Thanks for your comment Chad. I don't know enough about the broad world of psychology but in my experience most are pragmatic in trying to help those who seek them out.

This isn't about sane or insane. The world of mental health is not black and white. Most people have some level of mental health issues, often very brief but still real. It's part of the human condition.

Mental health issues become "problems" requiring treatment when they interfere with life. A good example of that is when someone gets arrested.

The problem with some drug court evaluators is how they came into the field - some (but certainly not all) are former drug abusers themselves. From what I hear, that is becoming less of a concern and the area is becoming more professional. But I've still seen major deficiencies.

eoin said...

I'd love to get a peek at the Pima county diversion file on Loughner. Every one who has dealt with him since 2006 says he's "certifible".....but they didn't address it. Wonder if the file isn't shredded by now.

Your commentary is "dead on"

Anonymous said...

All due respect to those in the field of social work, but in no way should they be qualified to provide that for the court.

It strikes me as odd because a court would not call a nurse to testify and diagnose a physical ailment or illness, yet the equivalent is done for mental health without the bat of an eye. It speaks not only of the inability for the court system to accurately address mental health concerns, but also their attitude towards mental health as a whole.

A questionnaire is not a diagnosis, it's bureaucracy masquerading as treatment.

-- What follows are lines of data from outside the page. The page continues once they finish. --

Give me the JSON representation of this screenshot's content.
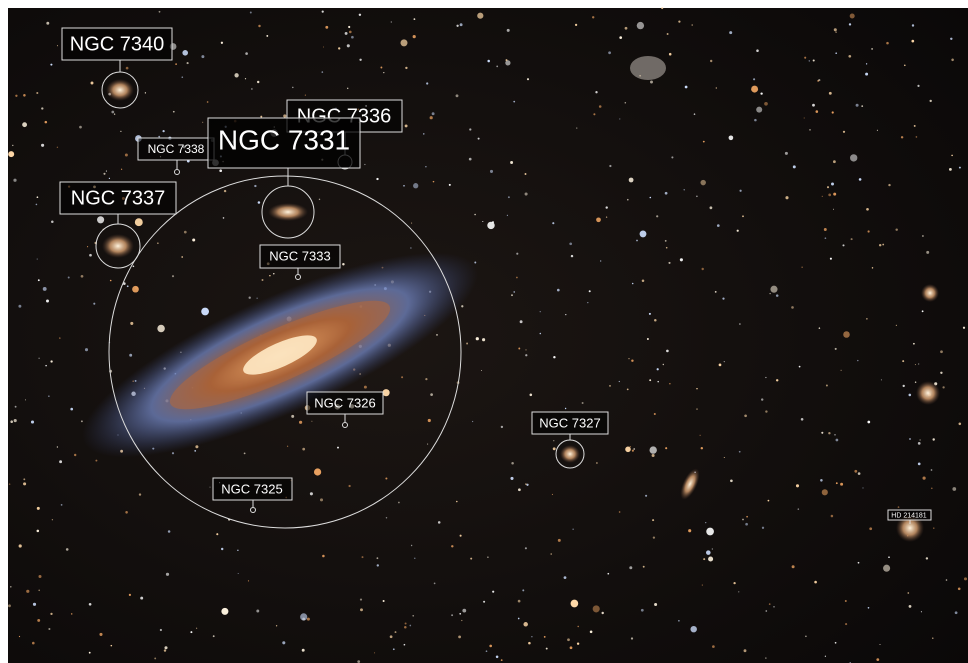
{
  "annotations": [
    {
      "label": "NGC 7340"
    },
    {
      "label": "NGC 7336"
    },
    {
      "label": "NGC 7338"
    },
    {
      "label": "NGC 7331"
    },
    {
      "label": "NGC 7337"
    },
    {
      "label": "NGC 7333"
    },
    {
      "label": "NGC 7326"
    },
    {
      "label": "NGC 7327"
    },
    {
      "label": "NGC 7325"
    },
    {
      "label": "HD 214181"
    }
  ]
}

For all the great inroads made over the last several decades, this just goes to show how much further we have to go as a society when it comes to treating mental health issues with due diligence and respect.

Anonymous said...

I think any reasonable discussion of the role the mental health system might have played in Jared Loughner's case should reference Monahan's classic monograph 'Clinical Prediction of Violent Behavior.' Monohan points out three current major criticisms of violence prediction by mental health professionals: that "violence cannot be predicted with any satisfactory level of accuracy, that any attempt to do so violates the civil liberties of the subjects, and that the societal protection function is at variance with the traditional helping role of the mental health professions." Put simply, I think it is nearly impossible for the mental health system to prevent someone from being violent, other than to offer aggressive treatment to mentally ill people. Predicting human behavior is very tricky. Most psychologists, psychiatrists, and social workers--and lawyers--are trying to help people. The criminal justice system is not well prepared to deal with drug and mental health issues. It's nice to see that you have found a rare profession who understands both systems. Those professionals are quite rare and often poorly compensated. I too hope that higher quality mental health evaluations are included as part of our diversion programs.

Sarah said...

I have a 27 year old son who has been in RSS hosuing in Albany and at ClearView Center's day treatment for 6 long years. My son's mental health is in the worst condition possible. He has not had adequet basic mental health care and his "group home" has mistreated him and ignored his condition. I need a lawyer to help us. There is no reason after 6 years that my son is in such bad health. He is in Ellis Hospital right now. Please help us. Mentally ill people are human beings too. With the proper psychiatric care and therapy they can live well.